Nella nostra ultima passeggiata ci siamo ritrovati nel quartiere di San Lorenzo, tra angoli di storia ed importanti centri nevralgici di cultura ed arte. Ma il quartiere riserva uno spazio probabilmente più grande del quartiere stesso, rimasto centrale per quanto riguarda il suo scopo, ma divenuto negli anni punto di interesse per romani e turisti: il Cimitero Monumentale del Verano.

Le Origini

Secondo l’editto di Saint Cloud, emesso in epoca Napoleonica, i cimiteri dovevano essere costruiti al di fuori delle mura cittadine. Per questo, nei primi anni del 1800, si iniziarono i lavori sulla via Tiburtina, lì dove già da tempo i romani andavano a seppellire i propri cari. Caduto Napoleone si volle comunque mantenere questo tipo di progetto, ampliandolo grazie all’acquisto di altri terreni ed all’acquisizione di molti altri espropriati. Fino a metà degli anni ’60 il cimitero è stato continuamente ingrandito, rallentando pian piano fino a che fu attivo anche il secondo cimitero, quello del Flaminio.
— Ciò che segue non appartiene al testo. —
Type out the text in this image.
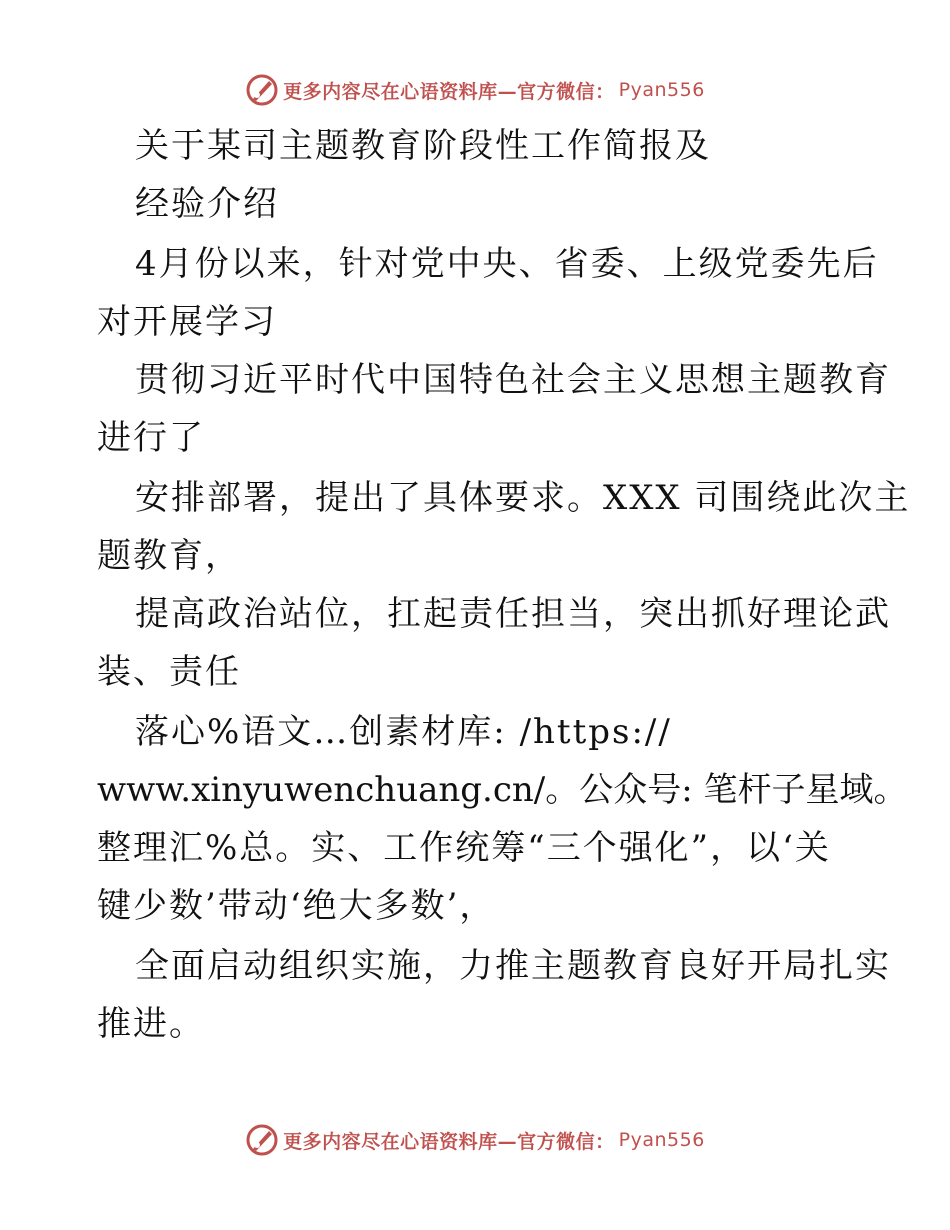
更多内容尽在心语资料库—官方微信： Pyan556
关于某司主题教育阶段性工作简报及
经验介绍
4月份以来，针对党中央、省委、上级党委先后
对开展学习
贯彻习近平时代中国特色社会主义思想主题教育
进行了
安排部署，提出了具体要求。XXX 司围绕此次主
题教育，
提高政治站位，扛起责任担当，突出抓好理论武
装、责任
落心%语文…创素材库: /https://
www.xinyuwenchuang.cn/。公众号: 笔杆子星域。
整理汇%总。实、工作统筹“三个强化”，以‘关
键少数’带动‘绝大多数’，
全面启动组织实施，力推主题教育良好开局扎实
推进。
更多内容尽在心语资料库—官方微信： Pyan556
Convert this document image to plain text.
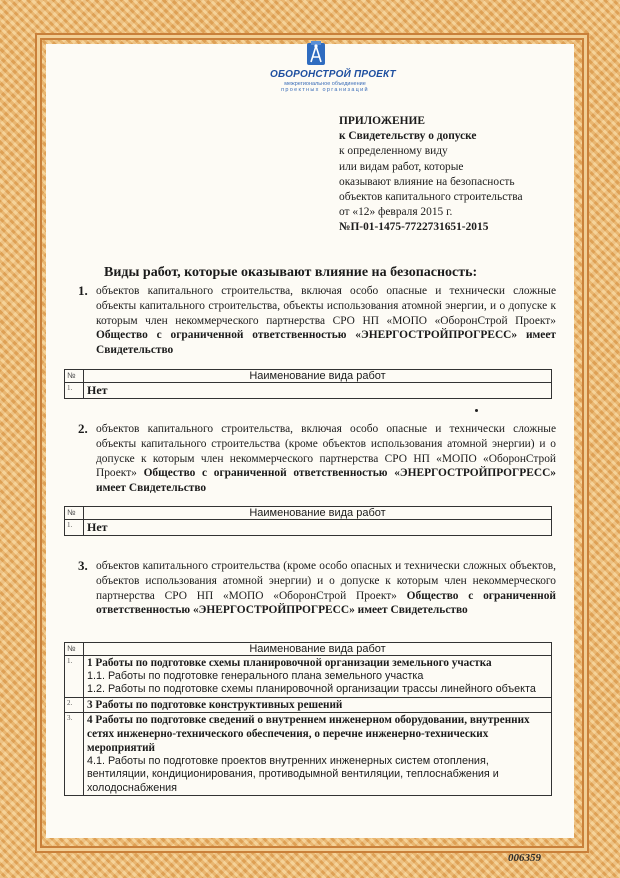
ОБОРОНСТРОЙ ПРОЕКТ
межрегиональное объединение
проектных организаций
ПРИЛОЖЕНИЕ
к Свидетельству о допуске
к определенному виду
или видам работ, которые
оказывают влияние на безопасность
объектов капитального строительства
от «12» февраля 2015 г.
№П-01-1475-7722731651-2015
Виды работ, которые оказывают влияние на безопасность:
1. объектов капитального строительства, включая особо опасные и технически сложные объекты капитального строительства, объекты использования атомной энергии, и о допуске к которым член некоммерческого партнерства СРО НП «МОПО «ОборонСтрой Проект» Общество с ограниченной ответственностью «ЭНЕРГОСТРОЙПРОГРЕСС» имеет Свидетельство
№	Наименование вида работ
1.	Нет
2. объектов капитального строительства, включая особо опасные и технически сложные объекты капитального строительства (кроме объектов использования атомной энергии) и о допуске к которым член некоммерческого партнерства СРО НП «МОПО «ОборонСтрой Проект» Общество с ограниченной ответственностью «ЭНЕРГОСТРОЙПРОГРЕСС» имеет Свидетельство
№	Наименование вида работ
1.	Нет
3. объектов капитального строительства (кроме особо опасных и технически сложных объектов, объектов использования атомной энергии) и о допуске к которым член некоммерческого партнерства СРО НП «МОПО «ОборонСтрой Проект» Общество с ограниченной ответственностью «ЭНЕРГОСТРОЙПРОГРЕСС» имеет Свидетельство
№	Наименование вида работ
1.	1 Работы по подготовке схемы планировочной организации земельного участка
1.1. Работы по подготовке генерального плана земельного участка
1.2. Работы по подготовке схемы планировочной организации трассы линейного объекта

2.	3 Работы по подготовке конструктивных решений

3.	4 Работы по подготовке сведений о внутреннем инженерном оборудовании, внутренних сетях инженерно-технического обеспечения, о перечне инженерно-технических мероприятий
4.1. Работы по подготовке проектов внутренних инженерных систем отопления, вентиляции, кондиционирования, противодымной вентиляции, теплоснабжения и холодоснабжения
006359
L’importanza del Verano fu immediatamente certificata dalla costruzione di una tanvia a cavalli diretta da Termini al cimitero.
Come abbiamo già visto per l’adiacente San Lorenzo, così anche il Verano non fu risparmiato dai bombardamenti del 1943, subendo gravissimi danni alle mura come all’interno delle stesse.

Il Verano Oggi

Ricostruito e rivalutato, il Cimitero Monumentale del Verano è oggi uno dei punti più affascinanti di Roma, un archivio storico che va dalla metà del ‘800 fino a tutto il ‘900 che è possibile esplorare grazie a visite dedicate alle tombe più famose ed artisticamente rilevanti. Come per l’arte più classica, anche il Verano ha il suo percorso evolutivo che porta dalle austere tombe di 200 anni fa, a quelle che si rifanno all’arte fascista, fino a cappelle di famiglia e veri e propri monumenti alla vita.
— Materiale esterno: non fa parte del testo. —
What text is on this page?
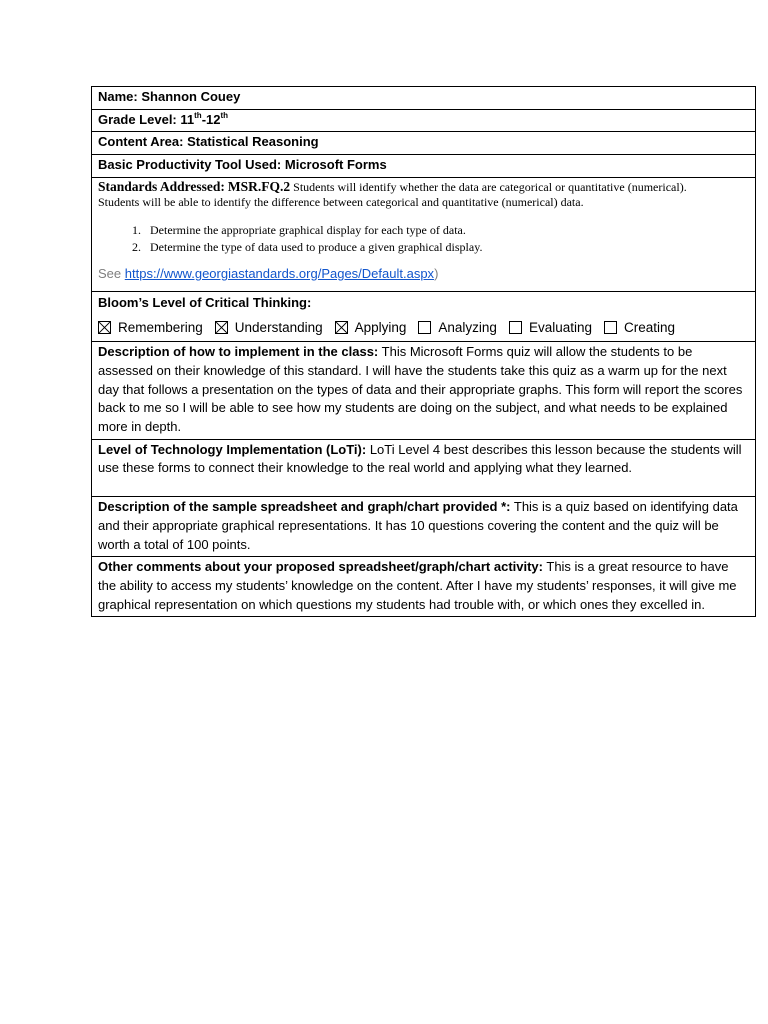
Name: Shannon Couey
Grade Level: 11th-12th
Content Area: Statistical Reasoning
Basic Productivity Tool Used: Microsoft Forms
Standards Addressed: MSR.FQ.2 Students will identify whether the data are categorical or quantitative (numerical).
Students will be able to identify the difference between categorical and quantitative (numerical) data.
1. Determine the appropriate graphical display for each type of data.
2. Determine the type of data used to produce a given graphical display.
See https://www.georgiastandards.org/Pages/Default.aspx)
Bloom’s Level of Critical Thinking:
Remembering Understanding Applying Analyzing Evaluating Creating
Description of how to implement in the class: This Microsoft Forms quiz will allow the students to be assessed on their knowledge of this standard. I will have the students take this quiz as a warm up for the next day that follows a presentation on the types of data and their appropriate graphs. This form will report the scores back to me so I will be able to see how my students are doing on the subject, and what needs to be explained more in depth.
Level of Technology Implementation (LoTi): LoTi Level 4 best describes this lesson because the students will use these forms to connect their knowledge to the real world and applying what they learned.
Description of the sample spreadsheet and graph/chart provided *: This is a quiz based on identifying data and their appropriate graphical representations. It has 10 questions covering the content and the quiz will be worth a total of 100 points.
Other comments about your proposed spreadsheet/graph/chart activity: This is a great resource to have the ability to access my students’ knowledge on the content. After I have my students’ responses, it will give me graphical representation on which questions my students had trouble with, or which ones they excelled in.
Passeggiando all’interno non si avrà mai davvero la sensazione di essere fuori luogo, o non a proprio agio: il Cimitero Monumentale del Verano è ormai un punto di riferimento per storici ed artisti, senza dimenticare chi più nostalgicamente va per rendere omaggio ai tanti personaggi di spicco che vi sono seppelliti: dal doppiatore Ferruccio Amendola a Giuseppe Gioacchino Belli, passando per i fratelli De Filippo fino al mitico Alberto Sordi.
Un consiglio: andate in autunno, proprio in questo periodo, per poterne comprendere appieno la forza visiva ed emozionale.